Stress-constrained topology optimization of lattice-like structures using component-wise reduced order models

TL;DR

This paper introduces a stress-constrained topology optimization method for lattice-like structures that employs component-wise reduced order models to significantly reduce computational costs while maintaining accuracy in stress prediction.

Contribution

It develops a novel ROM-based approach for efficient topology optimization of lattice structures, enabling large reductions in run time with accurate stress constraints.

Findings

Achieves approximately 150x speedup in forward solves.

Maintains less than 5% relative error in stress computation.

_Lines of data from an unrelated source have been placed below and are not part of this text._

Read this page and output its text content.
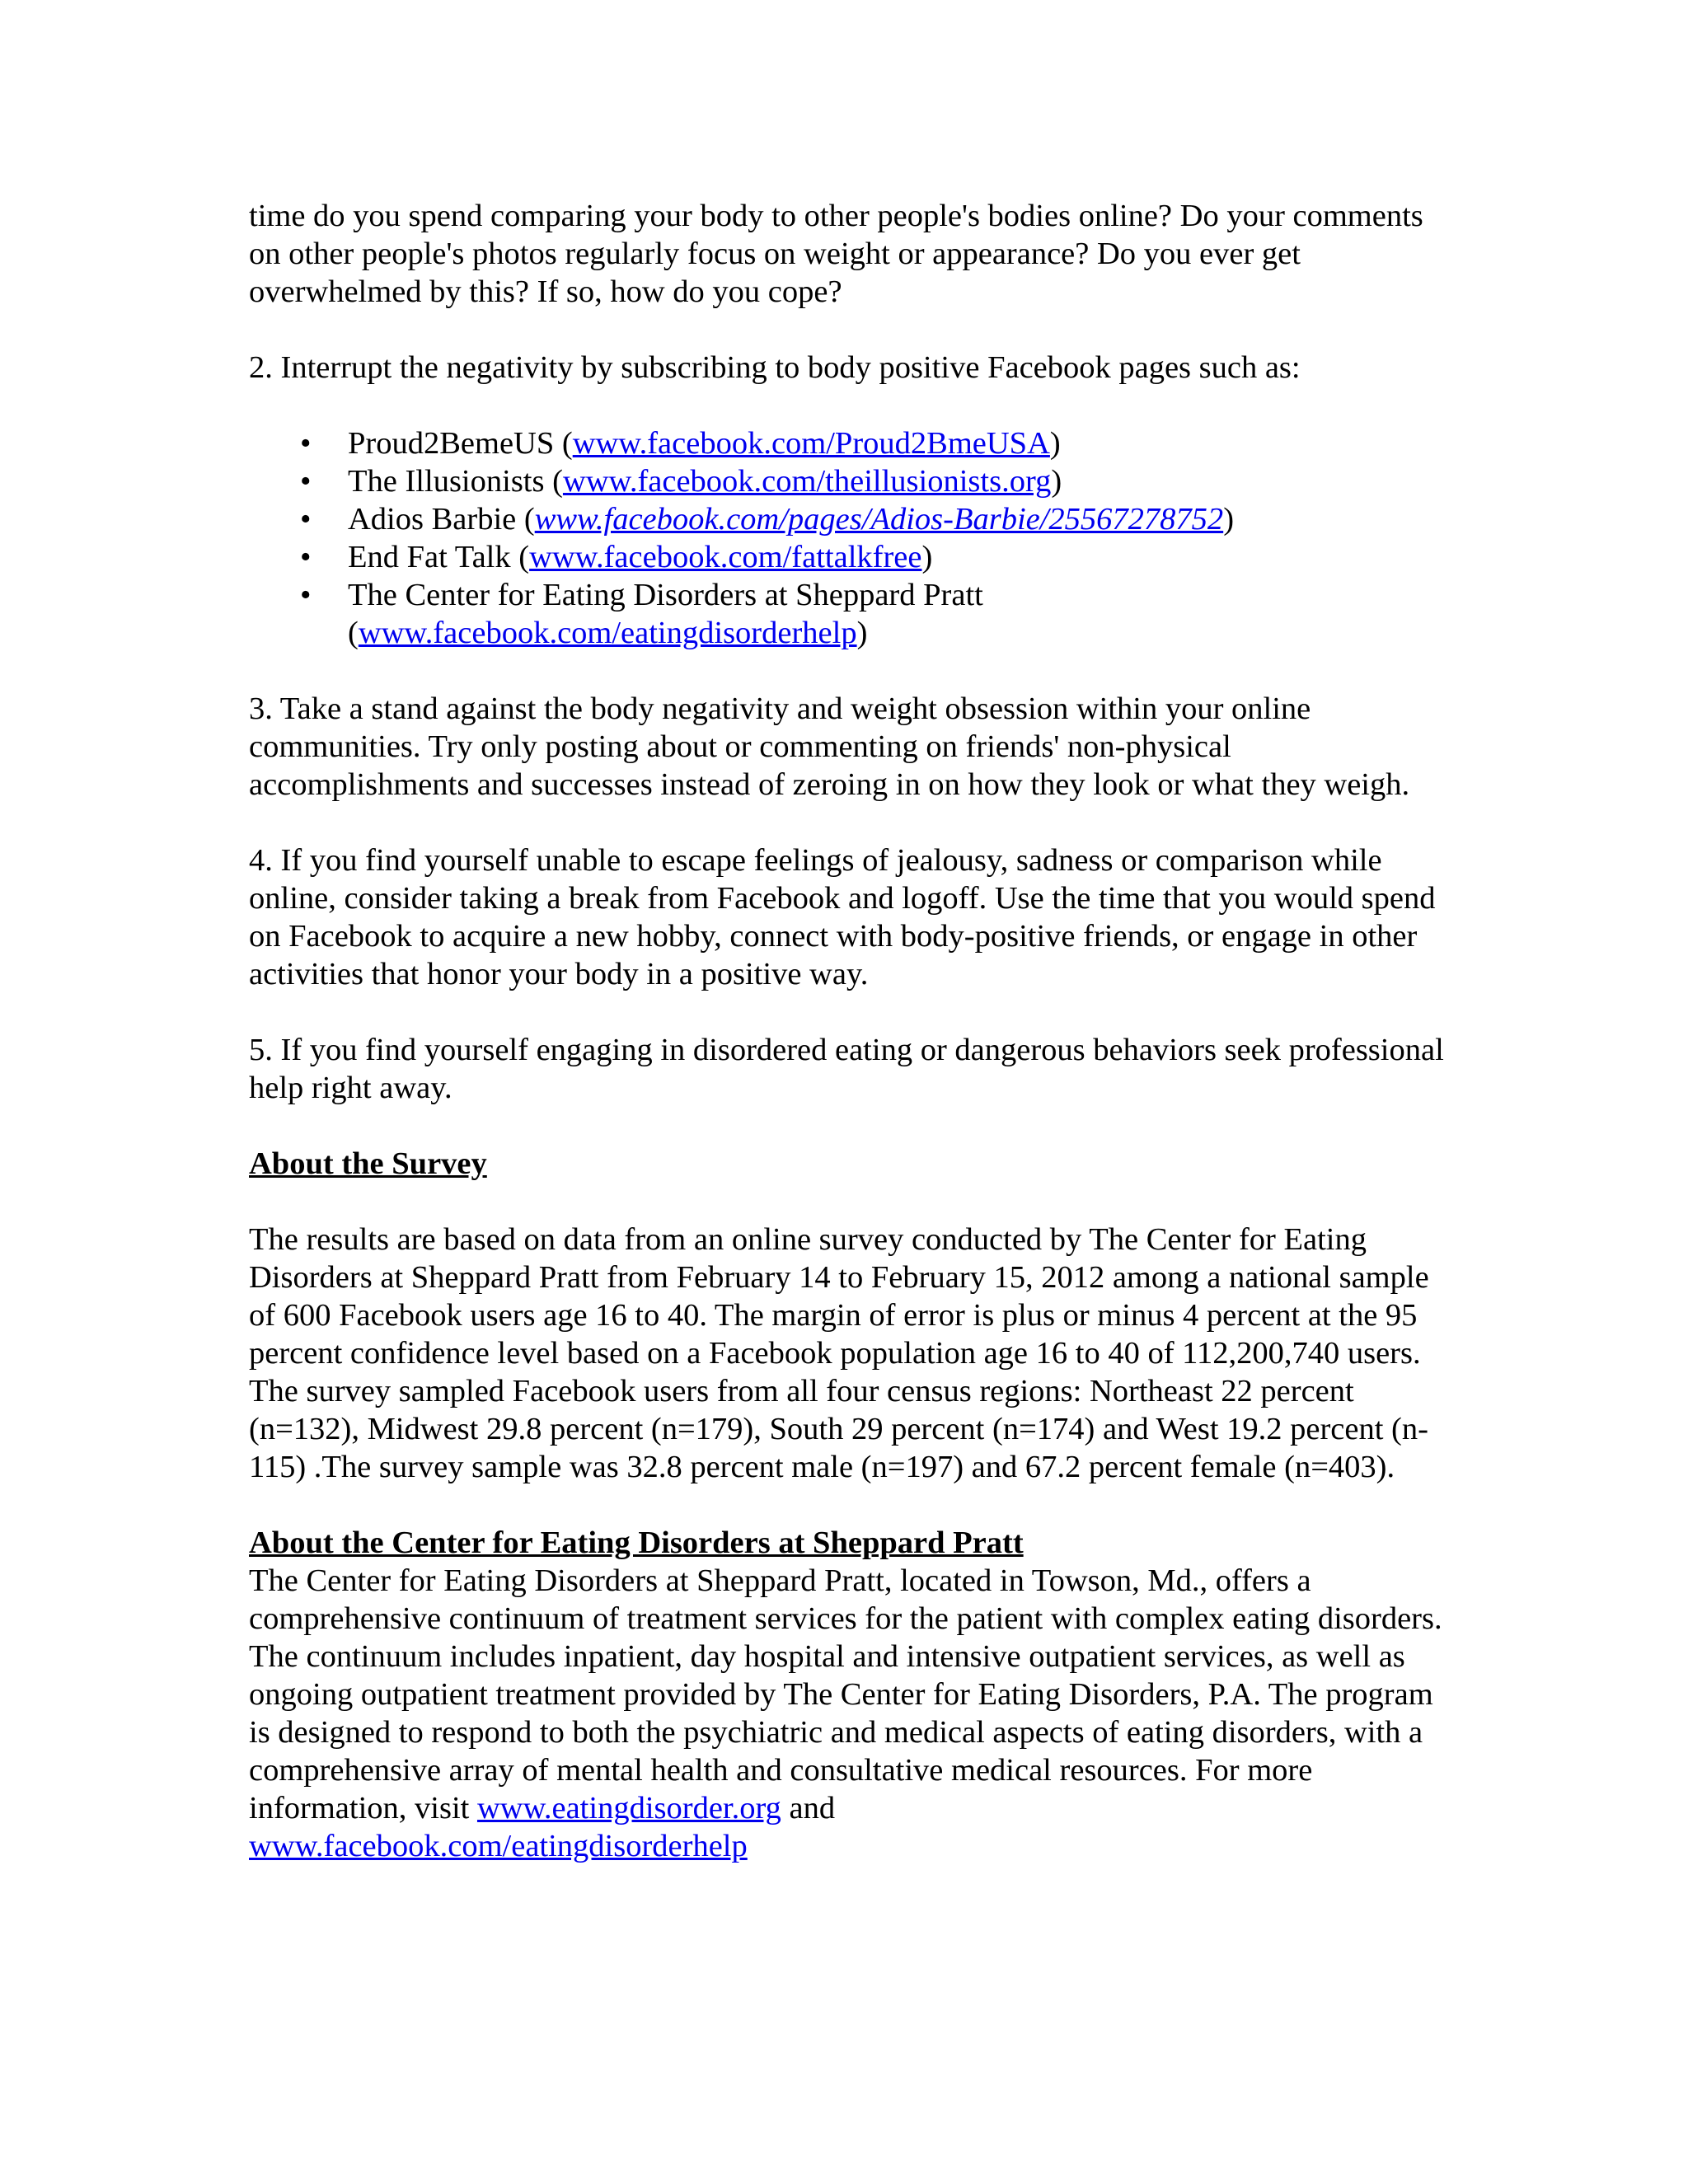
time do you spend comparing your body to other people's bodies online? Do your comments on other people's photos regularly focus on weight or appearance? Do you ever get overwhelmed by this? If so, how do you cope?

2. Interrupt the negativity by subscribing to body positive Facebook pages such as:

• Proud2BemeUS (www.facebook.com/Proud2BmeUSA)
• The Illusionists (www.facebook.com/theillusionists.org)
• Adios Barbie (www.facebook.com/pages/Adios-Barbie/25567278752)
• End Fat Talk (www.facebook.com/fattalkfree)
• The Center for Eating Disorders at Sheppard Pratt (www.facebook.com/eatingdisorderhelp)

3. Take a stand against the body negativity and weight obsession within your online communities. Try only posting about or commenting on friends' non-physical accomplishments and successes instead of zeroing in on how they look or what they weigh.

4. If you find yourself unable to escape feelings of jealousy, sadness or comparison while online, consider taking a break from Facebook and logoff. Use the time that you would spend on Facebook to acquire a new hobby, connect with body-positive friends, or engage in other activities that honor your body in a positive way.

5. If you find yourself engaging in disordered eating or dangerous behaviors seek professional help right away.

About the Survey

The results are based on data from an online survey conducted by The Center for Eating Disorders at Sheppard Pratt from February 14 to February 15, 2012 among a national sample of 600 Facebook users age 16 to 40. The margin of error is plus or minus 4 percent at the 95 percent confidence level based on a Facebook population age 16 to 40 of 112,200,740 users. The survey sampled Facebook users from all four census regions: Northeast 22 percent (n=132), Midwest 29.8 percent (n=179), South 29 percent (n=174) and West 19.2 percent (n-115) .The survey sample was 32.8 percent male (n=197) and 67.2 percent female (n=403).

About the Center for Eating Disorders at Sheppard Pratt

The Center for Eating Disorders at Sheppard Pratt, located in Towson, Md., offers a comprehensive continuum of treatment services for the patient with complex eating disorders. The continuum includes inpatient, day hospital and intensive outpatient services, as well as ongoing outpatient treatment provided by The Center for Eating Disorders, P.A. The program is designed to respond to both the psychiatric and medical aspects of eating disorders, with a comprehensive array of mental health and consultative medical resources. For more information, visit www.eatingdisorder.org and
www.facebook.com/eatingdisorderhelp
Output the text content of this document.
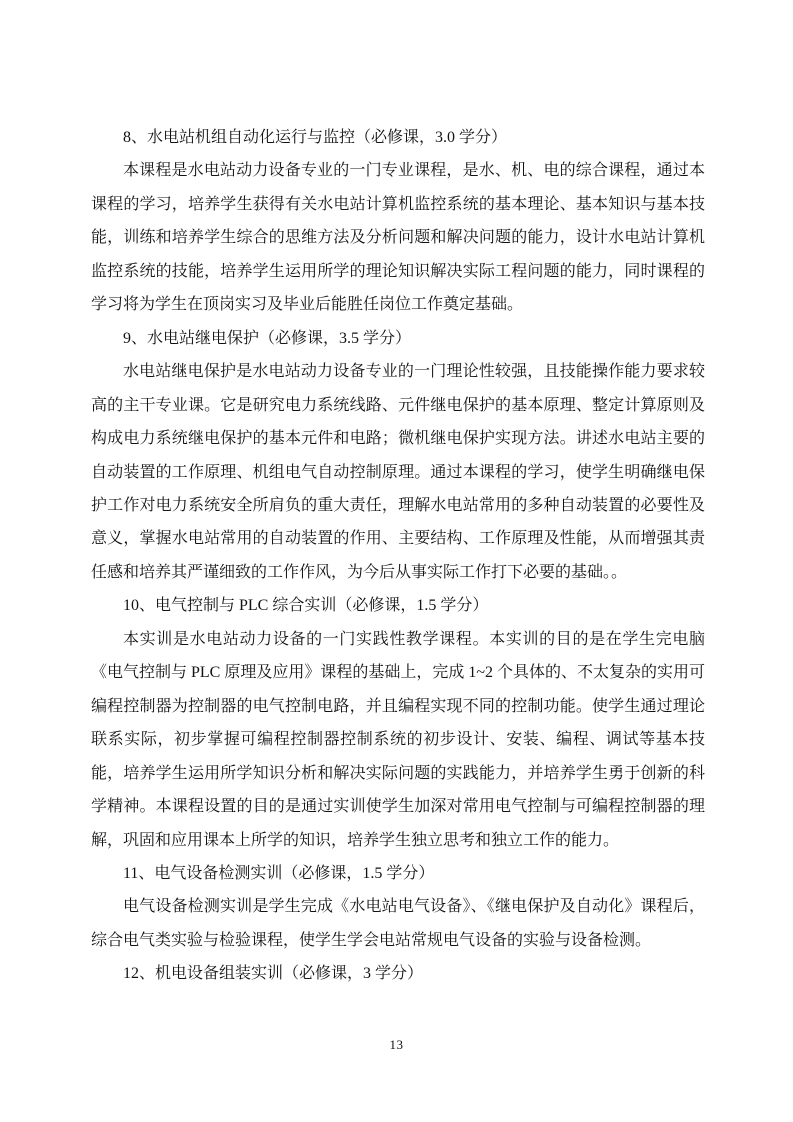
8、水电站机组自动化运行与监控（必修课，3.0 学分）

本课程是水电站动力设备专业的一门专业课程，是水、机、电的综合课程，通过本课程的学习，培养学生获得有关水电站计算机监控系统的基本理论、基本知识与基本技能，训练和培养学生综合的思维方法及分析问题和解决问题的能力，设计水电站计算机监控系统的技能，培养学生运用所学的理论知识解决实际工程问题的能力，同时课程的学习将为学生在顶岗实习及毕业后能胜任岗位工作奠定基础。

9、水电站继电保护（必修课，3.5 学分）

水电站继电保护是水电站动力设备专业的一门理论性较强，且技能操作能力要求较高的主干专业课。它是研究电力系统线路、元件继电保护的基本原理、整定计算原则及构成电力系统继电保护的基本元件和电路；微机继电保护实现方法。讲述水电站主要的自动装置的工作原理、机组电气自动控制原理。通过本课程的学习，使学生明确继电保护工作对电力系统安全所肩负的重大责任，理解水电站常用的多种自动装置的必要性及意义，掌握水电站常用的自动装置的作用、主要结构、工作原理及性能，从而增强其责任感和培养其严谨细致的工作作风，为今后从事实际工作打下必要的基础。。

10、电气控制与 PLC 综合实训（必修课，1.5 学分）

本实训是水电站动力设备的一门实践性教学课程。本实训的目的是在学生完电脑《电气控制与 PLC 原理及应用》课程的基础上，完成 1~2 个具体的、不太复杂的实用可编程控制器为控制器的电气控制电路，并且编程实现不同的控制功能。使学生通过理论联系实际，初步掌握可编程控制器控制系统的初步设计、安装、编程、调试等基本技能，培养学生运用所学知识分析和解决实际问题的实践能力，并培养学生勇于创新的科学精神。本课程设置的目的是通过实训使学生加深对常用电气控制与可编程控制器的理解，巩固和应用课本上所学的知识，培养学生独立思考和独立工作的能力。

11、电气设备检测实训（必修课，1.5 学分）

电气设备检测实训是学生完成《水电站电气设备》、《继电保护及自动化》课程后，综合电气类实验与检验课程，使学生学会电站常规电气设备的实验与设备检测。

12、机电设备组装实训（必修课，3 学分）

13
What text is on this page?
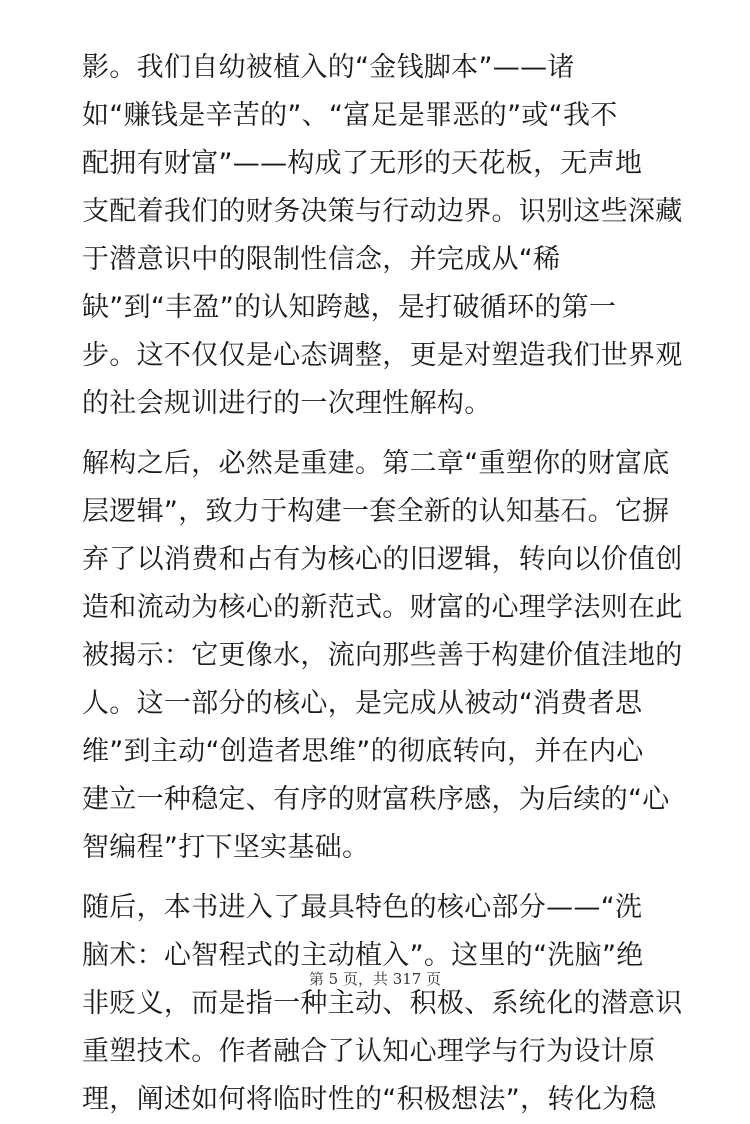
影。我们自幼被植入的“金钱脚本”——诸
如“赚钱是辛苦的”、“富足是罪恶的”或“我不
配拥有财富”——构成了无形的天花板，无声地
支配着我们的财务决策与行动边界。识别这些深藏
于潜意识中的限制性信念，并完成从“稀
缺”到“丰盈”的认知跨越，是打破循环的第一
步。这不仅仅是心态调整，更是对塑造我们世界观
的社会规训进行的一次理性解构。
解构之后，必然是重建。第二章“重塑你的财富底
层逻辑”，致力于构建一套全新的认知基石。它摒
弃了以消费和占有为核心的旧逻辑，转向以价值创
造和流动为核心的新范式。财富的心理学法则在此
被揭示：它更像水，流向那些善于构建价值洼地的
人。这一部分的核心，是完成从被动“消费者思
维”到主动“创造者思维”的彻底转向，并在内心
建立一种稳定、有序的财富秩序感，为后续的“心
智编程”打下坚实基础。
随后，本书进入了最具特色的核心部分——“洗
脑术：心智程式的主动植入”。这里的“洗脑”绝
非贬义，而是指一种主动、积极、系统化的潜意识
重塑技术。作者融合了认知心理学与行为设计原
理，阐述如何将临时性的“积极想法”，转化为稳
第 5 页，共 317 页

Successfully reduces mass while respecting stress constraints.

Abstract

Lattice-like structures can provide a combination of high stiffness with light weight that is useful in many applications, but a resolved finite element mesh of such structures results in a computationally expensive discretization. This computational expense may be particularly burdensome in many-query applications, such as optimization. We develop a stress-constrained topology optimization method for lattice-like structures that uses component-wise reduced order models as a cheap surrogate, providing accurate computation of stress fields while greatly reducing run time relative to a full order model. We demonstrate the ability of our method to produce large reductions in mass while respecting a constraint on the maximum stress in a pair of test problems. The ROM methodology provides a speedup of about 150x in forward solves compared to full order static condensation and provides a relative error of less than 5% in the relaxed stress.